Hanna-Barbera revisited the "hero-monster" idea in the 1978 GODZILLA TV-cartoon.  To be sure, though every episode Godzilla had to pit his reptillian righteousness against the Monster of the Week, at least the writers kept the sense that Godzilla was a big irritable beastie rather than a crusading hero.  He only protected the show's human regulars inadvertently, because his son "Godzooky" hung out with these mediocrities and the Big G had to put the welfare of his family above any possible preferences to fry the humans like so many ants beneath a magnifying glass.



So are of these permutations of respectable monster-personas "heroes?"  Only if one prioritizes the *dynamis* of plot over the *dynamis* of character.  I first established the separability of plot-dynamis from character-dynamis in KNOWING THE DYNAMIS FROM THE DYNAMIC, but my fullest examination as to this sort of division appeared in RISING AND FALLING STARS.  Examples here focused purely on the opposition of the "adventure mythos" to the "drama mythos," so that:

Observations include:

STAR WARS serves as an unreserved example of the "pure adventure," in which both plot and characters evoke the dynamis of adventure.
...in STARGATE the mythos of drama pervades the plotting of the series, overshadowing characters who would otherwise fit adventure-archetypes.
Another negative example, but one in which the mythos of drama dominates the characters rather than the plot, would be the 1978-80 versions of BATTLESTAR: GALACTICA. The plot, in which noble humans repeatedly faced the menace of Cylon invaders, clearly takes inspiration from STAR WARS, but the characters lack the *dynamis* of the adventure-mythos, tending toward drama in its manifestation of "melodrama." 
DC Comics' STARMAN, in most of the iterations of the franchise, has usually been a "pure adventure." However, the Starman introduced by James Robinson, whose continuing series ran from 1994-2001, exemplifies the type in which the plot is the main source of the adventure-dynamis.
My final example must be one in which characters with the adventure-*dynamis* override a plot with a dramatic emphasis.
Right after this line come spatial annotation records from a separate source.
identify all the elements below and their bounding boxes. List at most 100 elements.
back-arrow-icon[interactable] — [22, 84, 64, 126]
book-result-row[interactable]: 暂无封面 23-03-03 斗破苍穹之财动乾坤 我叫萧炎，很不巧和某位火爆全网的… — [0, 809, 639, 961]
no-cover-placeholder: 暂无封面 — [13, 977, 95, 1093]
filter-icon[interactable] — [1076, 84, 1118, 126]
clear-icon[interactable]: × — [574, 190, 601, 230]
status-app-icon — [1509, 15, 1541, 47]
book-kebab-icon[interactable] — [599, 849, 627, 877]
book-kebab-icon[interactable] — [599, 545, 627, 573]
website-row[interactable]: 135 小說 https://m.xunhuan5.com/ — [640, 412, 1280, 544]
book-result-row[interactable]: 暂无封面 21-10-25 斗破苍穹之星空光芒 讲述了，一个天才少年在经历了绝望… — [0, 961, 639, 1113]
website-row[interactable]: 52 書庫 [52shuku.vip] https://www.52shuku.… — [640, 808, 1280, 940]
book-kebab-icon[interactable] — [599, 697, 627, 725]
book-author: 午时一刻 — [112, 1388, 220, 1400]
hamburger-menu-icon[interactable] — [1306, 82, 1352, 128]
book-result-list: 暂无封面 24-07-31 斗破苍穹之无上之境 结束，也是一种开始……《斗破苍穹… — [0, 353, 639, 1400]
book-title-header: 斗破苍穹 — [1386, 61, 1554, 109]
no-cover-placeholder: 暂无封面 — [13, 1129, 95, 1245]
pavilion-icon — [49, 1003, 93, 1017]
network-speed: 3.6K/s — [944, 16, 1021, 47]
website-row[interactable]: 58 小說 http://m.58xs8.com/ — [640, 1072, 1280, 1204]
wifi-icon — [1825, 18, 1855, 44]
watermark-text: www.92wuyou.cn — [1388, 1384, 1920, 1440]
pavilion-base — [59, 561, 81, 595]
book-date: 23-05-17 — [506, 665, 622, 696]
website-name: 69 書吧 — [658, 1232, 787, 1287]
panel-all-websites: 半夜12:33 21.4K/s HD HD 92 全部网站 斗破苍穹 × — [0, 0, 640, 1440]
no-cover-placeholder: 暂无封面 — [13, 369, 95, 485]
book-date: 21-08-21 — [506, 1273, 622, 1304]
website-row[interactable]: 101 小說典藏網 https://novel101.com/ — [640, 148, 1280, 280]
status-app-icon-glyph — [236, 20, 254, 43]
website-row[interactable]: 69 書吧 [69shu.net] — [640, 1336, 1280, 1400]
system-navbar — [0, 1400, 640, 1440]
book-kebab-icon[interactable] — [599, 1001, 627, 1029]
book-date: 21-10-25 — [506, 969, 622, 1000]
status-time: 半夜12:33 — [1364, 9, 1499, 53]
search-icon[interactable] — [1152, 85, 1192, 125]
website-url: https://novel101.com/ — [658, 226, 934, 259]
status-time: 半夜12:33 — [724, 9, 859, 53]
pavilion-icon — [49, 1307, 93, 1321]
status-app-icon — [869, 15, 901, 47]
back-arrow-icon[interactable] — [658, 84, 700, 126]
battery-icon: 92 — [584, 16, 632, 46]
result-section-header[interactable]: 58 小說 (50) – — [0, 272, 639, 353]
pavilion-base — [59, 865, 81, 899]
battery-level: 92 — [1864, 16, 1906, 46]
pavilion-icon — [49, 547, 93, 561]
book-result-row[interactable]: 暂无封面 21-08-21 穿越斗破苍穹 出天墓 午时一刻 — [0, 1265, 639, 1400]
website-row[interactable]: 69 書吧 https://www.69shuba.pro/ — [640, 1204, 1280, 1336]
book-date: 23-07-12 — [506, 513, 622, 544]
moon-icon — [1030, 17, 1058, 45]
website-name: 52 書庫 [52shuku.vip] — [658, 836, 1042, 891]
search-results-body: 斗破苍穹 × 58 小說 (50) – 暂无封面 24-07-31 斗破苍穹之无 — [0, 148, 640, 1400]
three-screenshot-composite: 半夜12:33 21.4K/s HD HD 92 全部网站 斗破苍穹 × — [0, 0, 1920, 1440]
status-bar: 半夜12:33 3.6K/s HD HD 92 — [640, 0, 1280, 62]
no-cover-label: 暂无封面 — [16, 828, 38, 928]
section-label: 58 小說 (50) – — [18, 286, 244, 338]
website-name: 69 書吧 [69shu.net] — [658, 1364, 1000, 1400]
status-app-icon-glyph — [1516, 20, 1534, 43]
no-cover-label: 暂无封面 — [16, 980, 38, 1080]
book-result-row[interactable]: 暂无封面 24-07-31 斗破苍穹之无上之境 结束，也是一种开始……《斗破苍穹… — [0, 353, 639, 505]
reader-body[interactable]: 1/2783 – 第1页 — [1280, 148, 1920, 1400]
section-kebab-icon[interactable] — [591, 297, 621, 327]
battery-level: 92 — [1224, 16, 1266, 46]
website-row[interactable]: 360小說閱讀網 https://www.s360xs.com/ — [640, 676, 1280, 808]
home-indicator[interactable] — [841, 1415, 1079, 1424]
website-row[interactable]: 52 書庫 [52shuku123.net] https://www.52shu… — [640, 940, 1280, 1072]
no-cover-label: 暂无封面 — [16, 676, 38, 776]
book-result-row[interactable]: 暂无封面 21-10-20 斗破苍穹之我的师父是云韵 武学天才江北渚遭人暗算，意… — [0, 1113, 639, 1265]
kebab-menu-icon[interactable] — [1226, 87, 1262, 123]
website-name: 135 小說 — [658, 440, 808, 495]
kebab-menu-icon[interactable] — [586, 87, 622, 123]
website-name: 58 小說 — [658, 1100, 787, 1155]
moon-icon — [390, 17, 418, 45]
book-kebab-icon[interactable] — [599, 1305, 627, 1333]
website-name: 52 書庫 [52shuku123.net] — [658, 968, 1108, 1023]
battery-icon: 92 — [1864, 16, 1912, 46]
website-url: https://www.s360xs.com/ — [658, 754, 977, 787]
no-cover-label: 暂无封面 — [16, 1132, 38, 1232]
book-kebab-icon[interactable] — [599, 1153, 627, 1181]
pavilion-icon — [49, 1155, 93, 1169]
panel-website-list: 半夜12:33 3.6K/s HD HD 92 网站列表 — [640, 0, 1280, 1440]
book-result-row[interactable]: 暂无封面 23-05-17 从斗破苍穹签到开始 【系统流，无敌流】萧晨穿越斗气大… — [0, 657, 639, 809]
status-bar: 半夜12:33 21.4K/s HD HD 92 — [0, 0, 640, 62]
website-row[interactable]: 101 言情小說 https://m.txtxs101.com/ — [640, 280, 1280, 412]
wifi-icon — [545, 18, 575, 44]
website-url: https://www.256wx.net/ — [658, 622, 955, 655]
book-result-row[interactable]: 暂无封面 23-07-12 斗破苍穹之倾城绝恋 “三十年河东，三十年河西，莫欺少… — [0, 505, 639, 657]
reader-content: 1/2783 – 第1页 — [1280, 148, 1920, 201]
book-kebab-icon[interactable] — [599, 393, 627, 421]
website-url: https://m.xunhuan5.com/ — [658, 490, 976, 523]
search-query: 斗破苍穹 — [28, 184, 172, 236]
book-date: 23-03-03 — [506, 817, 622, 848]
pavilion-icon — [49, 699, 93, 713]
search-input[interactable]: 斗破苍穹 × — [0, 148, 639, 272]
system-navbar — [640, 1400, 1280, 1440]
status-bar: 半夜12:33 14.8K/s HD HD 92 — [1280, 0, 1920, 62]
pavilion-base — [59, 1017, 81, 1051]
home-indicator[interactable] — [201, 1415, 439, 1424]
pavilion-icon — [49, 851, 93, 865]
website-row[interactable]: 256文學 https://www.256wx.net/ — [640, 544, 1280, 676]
My choice here is the 1978 American STAR BLAZERS, adapted from the Japanese anime TV-series SPACE BATTLESHIP YAMATO (which I have not seen in its original form). 
I didn't give an example in which both plot-dynamis and character-dynamis were both aligned to the drama.  But in other essays I have mentioned Classic STAR TREK as one such, so I include it to fill in that space for symmetry's sake.

I mention all these mythoi-examples because I propose the same ambivalence applies to the narrative "persona-patterns."  King Kong, Gamera and Godzilla may follow the plots of heroes in these assorted works, but I assert that in terms of fundamental character they still represent "instinctive will," while the not much more intelligent Hulk represents "intellectual will."  So the Hulk does make that hypothetical "wiki-list of all superhero works that fall into the adventure mythos," mentioned in RISING, while the three big honking monsters cited would still fit the persona of the "monster" rather than that of the "hero."